Oysa bu oyuna, tarih boyunca Türkler tanık oldu. Dünyada birkaç ülke hariç hiçbir ülke Türkiye' nin yanında olmadı. Türk vatanı üzerindeki, bu tür oyunları,Türkiye kendi gücü ile bertaraf etti.
Aslında Suudi Arabistan ve Batı ülkelerinin, darbeyi desteklemesinin arkasında PAN-İSLAMİZİN korkusu var. Çünkü MÜSLÜMAN KAREDEŞLER, Arap dünyasının, en eski, en etkili ve en büyük İslami hareketi olmakla birlikte, birçok Arap ülkesindeki en geniş siyasi muhalif örgütüdür.
Mısır'da 1928 yılında, Hasan El-Banna tarafından PAN-İSLAMİST dini, siyasi amaçlarla, toplumsal hareket vasıtasıyla kurulmuştur.
Mısır'da, 1938'den sonra, siyasi kimlik kazanmaya başladı. 1952'deki Hür Subaylar Darbesi'nden sonra, tüm partiler ile beraber kapatıldı. 1980'lerden itibaren, tekrar canlanma dönemine giren, Müslüman Kardeşler, Örgütü'nün şiddet yanlısı uzantıları, Muhammed Hüsnü Mübarek yönetimince, sert önlemlerle bastırıldıysa da, sivil kurumları giderek, daha etkin olmaya başladı. En son siyasi olarak yasaklanmış olmasına rağmen bağımsız adaylarla katıldığı 2005 parlamento seçimlerinde 88 sandalye kazandı.

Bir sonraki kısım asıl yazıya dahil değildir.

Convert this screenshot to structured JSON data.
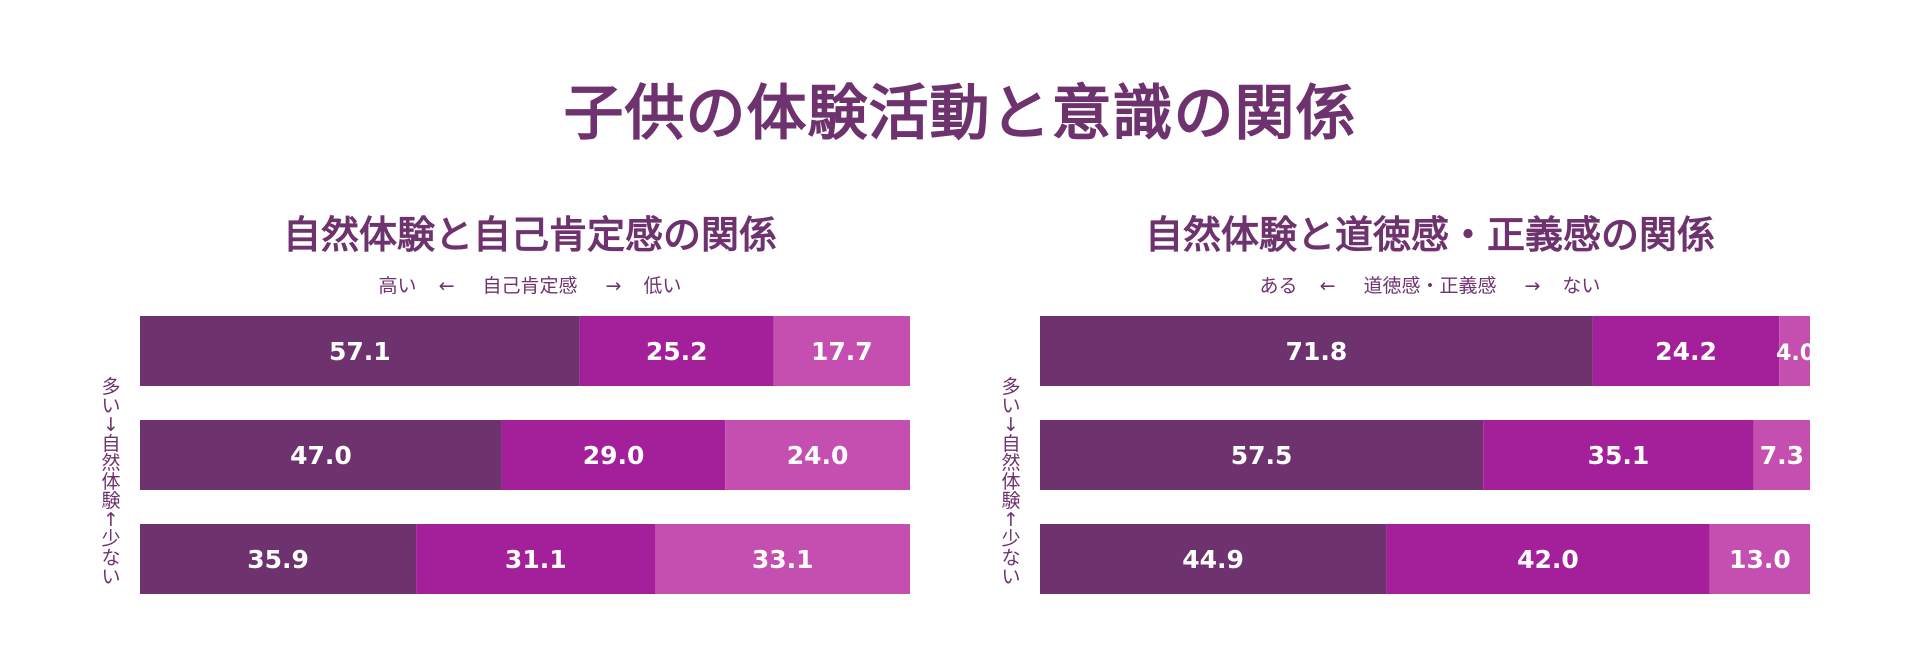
{
  "title": "子供の体験活動と意識の関係",
  "colors": {
    "seg1": "#6e336f",
    "seg2": "#a4209a",
    "seg3": "#c44fb0",
    "text": "#6e336f",
    "label": "#ffffff"
  },
  "chart_data": [
    {
      "type": "bar",
      "stacked": "horizontal-100",
      "title": "自然体験と自己肯定感の関係",
      "scale": {
        "left": "高い",
        "left_arrow": "←",
        "center": "自己肯定感",
        "right_arrow": "→",
        "right": "低い"
      },
      "axis_chars": [
        "多",
        "い",
        "↓",
        "自",
        "然",
        "体",
        "験",
        "↑",
        "少",
        "な",
        "い"
      ],
      "rows": [
        [
          57.1,
          25.2,
          17.7
        ],
        [
          47.0,
          29.0,
          24.0
        ],
        [
          35.9,
          31.1,
          33.1
        ]
      ],
      "labels": [
        [
          "57.1",
          "25.2",
          "17.7"
        ],
        [
          "47.0",
          "29.0",
          "24.0"
        ],
        [
          "35.9",
          "31.1",
          "33.1"
        ]
      ]
    },
    {
      "type": "bar",
      "stacked": "horizontal-100",
      "title": "自然体験と道徳感・正義感の関係",
      "scale": {
        "left": "ある",
        "left_arrow": "←",
        "center": "道徳感・正義感",
        "right_arrow": "→",
        "right": "ない"
      },
      "axis_chars": [
        "多",
        "い",
        "↓",
        "自",
        "然",
        "体",
        "験",
        "↑",
        "少",
        "な",
        "い"
      ],
      "rows": [
        [
          71.8,
          24.2,
          4.0
        ],
        [
          57.5,
          35.1,
          7.3
        ],
        [
          44.9,
          42.0,
          13.0
        ]
      ],
      "labels": [
        [
          "71.8",
          "24.2",
          "4.0"
        ],
        [
          "57.5",
          "35.1",
          "7.3"
        ],
        [
          "44.9",
          "42.0",
          "13.0"
        ]
      ]
    }
  ]
}
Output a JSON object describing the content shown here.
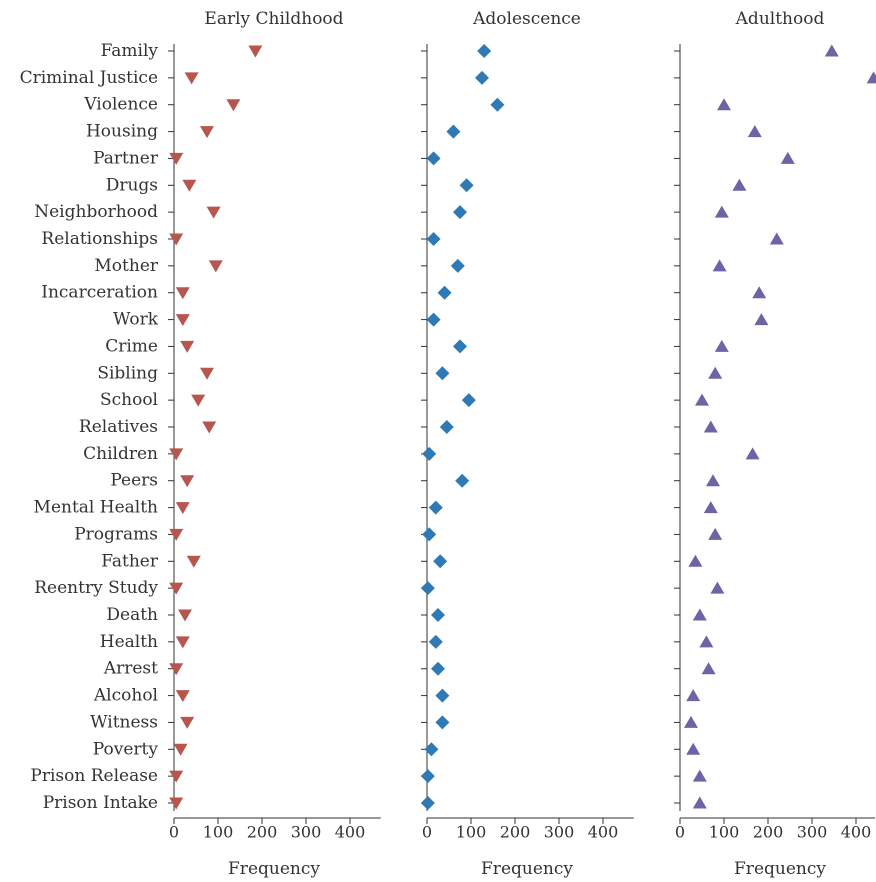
{
  "chart_data": {
    "type": "scatter",
    "categories": [
      "Family",
      "Criminal Justice",
      "Violence",
      "Housing",
      "Partner",
      "Drugs",
      "Neighborhood",
      "Relationships",
      "Mother",
      "Incarceration",
      "Work",
      "Crime",
      "Sibling",
      "School",
      "Relatives",
      "Children",
      "Peers",
      "Mental Health",
      "Programs",
      "Father",
      "Reentry Study",
      "Death",
      "Health",
      "Arrest",
      "Alcohol",
      "Witness",
      "Poverty",
      "Prison Release",
      "Prison Intake"
    ],
    "xlabel": "Frequency",
    "xlim": [
      0,
      470
    ],
    "xticks": [
      0,
      100,
      200,
      300,
      400
    ],
    "series": [
      {
        "name": "Early Childhood",
        "marker": "triangle-down",
        "color": "#b5574f",
        "values": [
          185,
          40,
          135,
          75,
          5,
          35,
          90,
          5,
          95,
          20,
          20,
          30,
          75,
          55,
          80,
          5,
          30,
          20,
          5,
          45,
          5,
          25,
          20,
          5,
          20,
          30,
          15,
          5,
          5
        ]
      },
      {
        "name": "Adolescence",
        "marker": "diamond",
        "color": "#2f7ab5",
        "values": [
          130,
          125,
          160,
          60,
          15,
          90,
          75,
          15,
          70,
          40,
          15,
          75,
          35,
          95,
          45,
          5,
          80,
          20,
          5,
          30,
          2,
          25,
          20,
          25,
          35,
          35,
          10,
          2,
          2
        ]
      },
      {
        "name": "Adulthood",
        "marker": "triangle-up",
        "color": "#6b64a5",
        "values": [
          345,
          440,
          100,
          170,
          245,
          135,
          95,
          220,
          90,
          180,
          185,
          95,
          80,
          50,
          70,
          165,
          75,
          70,
          80,
          35,
          85,
          45,
          60,
          65,
          30,
          25,
          30,
          45,
          45
        ]
      }
    ]
  }
}
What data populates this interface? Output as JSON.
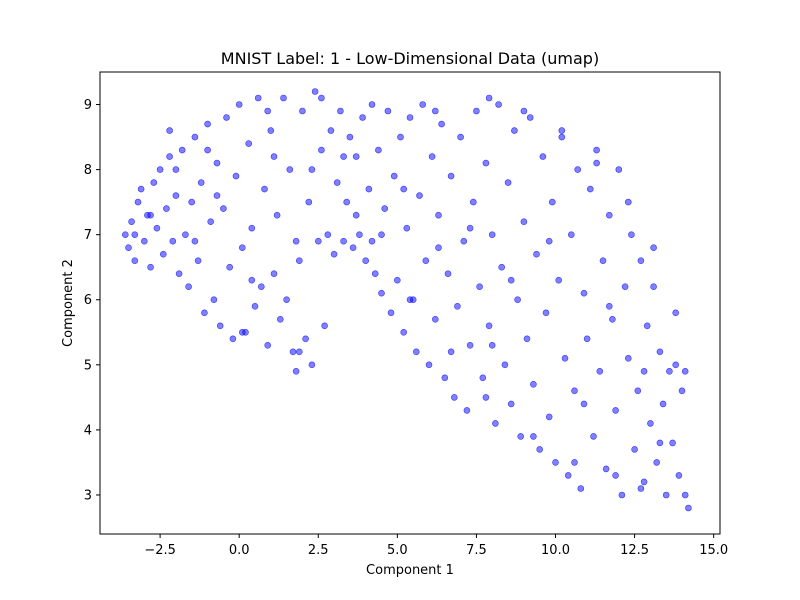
{
  "chart_data": {
    "type": "scatter",
    "title": "MNIST Label: 1 - Low-Dimensional Data (umap)",
    "xlabel": "Component 1",
    "ylabel": "Component 2",
    "xlim": [
      -4.4,
      15.2
    ],
    "ylim": [
      2.4,
      9.5
    ],
    "xticks": [
      -2.5,
      0.0,
      2.5,
      5.0,
      7.5,
      10.0,
      12.5,
      15.0
    ],
    "xtick_labels": [
      "−2.5",
      "0.0",
      "2.5",
      "5.0",
      "7.5",
      "10.0",
      "12.5",
      "15.0"
    ],
    "yticks": [
      3,
      4,
      5,
      6,
      7,
      8,
      9
    ],
    "ytick_labels": [
      "3",
      "4",
      "5",
      "6",
      "7",
      "8",
      "9"
    ],
    "grid": false,
    "legend": "none",
    "marker_color": "#0000ff",
    "marker_alpha": 0.5,
    "series": [
      {
        "points": [
          [
            -3.6,
            7.0
          ],
          [
            -3.5,
            6.8
          ],
          [
            -3.4,
            7.2
          ],
          [
            -3.3,
            6.6
          ],
          [
            -3.2,
            7.5
          ],
          [
            -3.1,
            7.7
          ],
          [
            -3.0,
            6.9
          ],
          [
            -2.9,
            7.3
          ],
          [
            -2.8,
            6.5
          ],
          [
            -2.7,
            7.8
          ],
          [
            -2.6,
            7.1
          ],
          [
            -2.5,
            8.0
          ],
          [
            -2.4,
            6.7
          ],
          [
            -2.3,
            7.4
          ],
          [
            -2.2,
            8.2
          ],
          [
            -2.1,
            6.9
          ],
          [
            -2.0,
            7.6
          ],
          [
            -1.9,
            6.4
          ],
          [
            -1.8,
            8.3
          ],
          [
            -1.7,
            7.0
          ],
          [
            -1.6,
            6.2
          ],
          [
            -1.5,
            7.5
          ],
          [
            -1.4,
            8.5
          ],
          [
            -1.3,
            6.6
          ],
          [
            -1.2,
            7.8
          ],
          [
            -1.1,
            5.8
          ],
          [
            -1.0,
            8.7
          ],
          [
            -0.9,
            7.2
          ],
          [
            -0.8,
            6.0
          ],
          [
            -0.7,
            8.1
          ],
          [
            -0.6,
            5.6
          ],
          [
            -0.5,
            7.4
          ],
          [
            -0.4,
            8.8
          ],
          [
            -0.3,
            6.5
          ],
          [
            -0.2,
            5.4
          ],
          [
            -0.1,
            7.9
          ],
          [
            0.0,
            9.0
          ],
          [
            0.1,
            6.8
          ],
          [
            0.2,
            5.5
          ],
          [
            0.3,
            8.4
          ],
          [
            0.4,
            7.1
          ],
          [
            0.5,
            5.9
          ],
          [
            0.6,
            9.1
          ],
          [
            0.7,
            6.2
          ],
          [
            0.8,
            7.7
          ],
          [
            0.9,
            5.3
          ],
          [
            1.0,
            8.6
          ],
          [
            1.1,
            6.4
          ],
          [
            1.2,
            7.3
          ],
          [
            1.3,
            5.7
          ],
          [
            1.4,
            9.1
          ],
          [
            1.5,
            6.0
          ],
          [
            1.6,
            8.0
          ],
          [
            1.7,
            5.2
          ],
          [
            1.8,
            4.9
          ],
          [
            1.9,
            6.6
          ],
          [
            2.0,
            8.9
          ],
          [
            2.1,
            5.4
          ],
          [
            2.2,
            7.5
          ],
          [
            2.3,
            5.0
          ],
          [
            2.4,
            9.2
          ],
          [
            2.5,
            6.9
          ],
          [
            2.6,
            8.3
          ],
          [
            2.7,
            5.6
          ],
          [
            2.8,
            7.0
          ],
          [
            2.9,
            8.6
          ],
          [
            3.0,
            6.7
          ],
          [
            3.1,
            7.8
          ],
          [
            3.2,
            8.9
          ],
          [
            3.3,
            6.9
          ],
          [
            3.4,
            7.5
          ],
          [
            3.5,
            8.5
          ],
          [
            3.6,
            6.8
          ],
          [
            3.7,
            8.2
          ],
          [
            3.8,
            7.0
          ],
          [
            3.9,
            8.8
          ],
          [
            4.0,
            6.6
          ],
          [
            4.1,
            7.7
          ],
          [
            4.2,
            9.0
          ],
          [
            4.3,
            6.4
          ],
          [
            4.4,
            8.3
          ],
          [
            4.5,
            6.1
          ],
          [
            4.6,
            7.4
          ],
          [
            4.7,
            8.9
          ],
          [
            4.8,
            5.8
          ],
          [
            4.9,
            7.9
          ],
          [
            5.0,
            6.3
          ],
          [
            5.1,
            8.5
          ],
          [
            5.2,
            5.5
          ],
          [
            5.3,
            7.1
          ],
          [
            5.4,
            8.8
          ],
          [
            5.5,
            6.0
          ],
          [
            5.6,
            5.2
          ],
          [
            5.7,
            7.6
          ],
          [
            5.8,
            9.0
          ],
          [
            5.9,
            6.6
          ],
          [
            6.0,
            5.0
          ],
          [
            6.1,
            8.2
          ],
          [
            6.2,
            5.7
          ],
          [
            6.3,
            7.3
          ],
          [
            6.4,
            8.7
          ],
          [
            6.5,
            4.8
          ],
          [
            6.6,
            6.4
          ],
          [
            6.7,
            7.9
          ],
          [
            6.8,
            4.5
          ],
          [
            6.9,
            5.9
          ],
          [
            7.0,
            8.5
          ],
          [
            7.1,
            6.9
          ],
          [
            7.2,
            4.3
          ],
          [
            7.3,
            5.3
          ],
          [
            7.4,
            7.5
          ],
          [
            7.5,
            8.9
          ],
          [
            7.6,
            6.2
          ],
          [
            7.7,
            4.8
          ],
          [
            7.8,
            8.1
          ],
          [
            7.9,
            5.6
          ],
          [
            8.0,
            7.0
          ],
          [
            8.1,
            4.1
          ],
          [
            8.2,
            9.0
          ],
          [
            8.3,
            6.5
          ],
          [
            8.4,
            5.0
          ],
          [
            8.5,
            7.8
          ],
          [
            8.6,
            4.4
          ],
          [
            8.7,
            8.6
          ],
          [
            8.8,
            6.0
          ],
          [
            8.9,
            3.9
          ],
          [
            9.0,
            7.2
          ],
          [
            9.1,
            5.4
          ],
          [
            9.2,
            8.8
          ],
          [
            9.3,
            4.7
          ],
          [
            9.4,
            6.7
          ],
          [
            9.5,
            3.7
          ],
          [
            9.6,
            8.2
          ],
          [
            9.7,
            5.8
          ],
          [
            9.8,
            4.2
          ],
          [
            9.9,
            7.5
          ],
          [
            10.0,
            3.5
          ],
          [
            10.1,
            6.3
          ],
          [
            10.2,
            8.5
          ],
          [
            10.3,
            5.1
          ],
          [
            10.4,
            3.3
          ],
          [
            10.5,
            7.0
          ],
          [
            10.6,
            4.6
          ],
          [
            10.7,
            8.0
          ],
          [
            10.8,
            3.1
          ],
          [
            10.9,
            6.1
          ],
          [
            11.0,
            5.4
          ],
          [
            11.1,
            7.7
          ],
          [
            11.2,
            3.9
          ],
          [
            11.3,
            8.3
          ],
          [
            11.4,
            4.9
          ],
          [
            11.5,
            6.6
          ],
          [
            11.6,
            3.4
          ],
          [
            11.7,
            7.3
          ],
          [
            11.8,
            5.7
          ],
          [
            11.9,
            4.3
          ],
          [
            12.0,
            8.0
          ],
          [
            12.1,
            3.0
          ],
          [
            12.2,
            6.2
          ],
          [
            12.3,
            5.1
          ],
          [
            12.4,
            7.0
          ],
          [
            12.5,
            3.7
          ],
          [
            12.6,
            4.6
          ],
          [
            12.7,
            6.6
          ],
          [
            12.8,
            3.2
          ],
          [
            12.9,
            5.6
          ],
          [
            13.0,
            4.1
          ],
          [
            13.1,
            6.2
          ],
          [
            13.2,
            3.5
          ],
          [
            13.3,
            5.2
          ],
          [
            13.4,
            4.4
          ],
          [
            13.5,
            3.0
          ],
          [
            13.6,
            4.9
          ],
          [
            13.7,
            3.8
          ],
          [
            13.8,
            5.0
          ],
          [
            13.9,
            3.3
          ],
          [
            14.0,
            4.6
          ],
          [
            14.1,
            3.0
          ],
          [
            14.2,
            2.8
          ],
          [
            -3.3,
            7.0
          ],
          [
            -2.8,
            7.3
          ],
          [
            -2.0,
            8.0
          ],
          [
            -1.4,
            6.9
          ],
          [
            -0.7,
            7.6
          ],
          [
            0.4,
            6.3
          ],
          [
            1.1,
            8.2
          ],
          [
            1.8,
            6.9
          ],
          [
            2.3,
            8.0
          ],
          [
            3.7,
            7.3
          ],
          [
            4.5,
            7.0
          ],
          [
            5.2,
            7.7
          ],
          [
            6.3,
            6.8
          ],
          [
            7.3,
            7.1
          ],
          [
            8.6,
            6.3
          ],
          [
            9.8,
            6.9
          ],
          [
            10.9,
            4.4
          ],
          [
            11.7,
            5.9
          ],
          [
            12.8,
            4.9
          ],
          [
            13.3,
            3.8
          ],
          [
            8.0,
            5.3
          ],
          [
            9.3,
            3.9
          ],
          [
            10.6,
            3.5
          ],
          [
            11.9,
            3.3
          ],
          [
            12.7,
            3.1
          ],
          [
            6.7,
            5.2
          ],
          [
            7.8,
            4.5
          ],
          [
            5.4,
            6.0
          ],
          [
            4.2,
            6.9
          ],
          [
            -2.2,
            8.6
          ],
          [
            -1.0,
            8.3
          ],
          [
            0.9,
            8.9
          ],
          [
            2.6,
            9.1
          ],
          [
            3.3,
            8.2
          ],
          [
            6.2,
            8.9
          ],
          [
            7.9,
            9.1
          ],
          [
            9.0,
            8.9
          ],
          [
            10.2,
            8.6
          ],
          [
            11.3,
            8.1
          ],
          [
            12.3,
            7.5
          ],
          [
            13.1,
            6.8
          ],
          [
            13.8,
            5.8
          ],
          [
            14.1,
            4.9
          ],
          [
            1.9,
            5.2
          ],
          [
            0.1,
            5.5
          ]
        ]
      }
    ]
  }
}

Müslüman kardeşler, halkın otoriterlik, baskı, yoksulluk, sefalet, işsizlik, sömürü ve zulme karşı isyanı sonucunda, kanı ve canı ile yaptığı, "25 Ocak Halk Devrimini" yine aynı yöntemlerle söndürmeye, ortadan kardırmaya çalışan Muhammed Mursi yönetimindeki Müslüman Kardeşler, ancak 1 yıl, iktidarda kalabildi.
Mursi, Mübarek'in, yöntemleri ile halkı yönetebileceğini zannetti. Yoksulluk devam etti. Sefalet, yine Mısır'ın, her yanındaydı. İşsizliğe karşı, hiçbir etkin önlem alınmadı. Sonuçta da gündemde olan darbe oldu. Elbette darbenin, baskıcı rejim ve diktatörlerin, demokrasilerde yoktur.
Ayrıca demokrasi, sandığa oy vermekle, sınırlı bir rejim de değil, bir yaşam biçimidir. Yani Demokrasiler çoğulcudur. Başka bir anlatımla, Demokrasiler, çoğunlukta olan siyasi görüşleri değil, sayıca azınlıkta olan, başka görüşleri de kucaklar, Demokrasinin bu ilkesini, icraata almayan rejimlerde, huzursuzluk, darbeler ve halk hareketi kaçınılmazdır.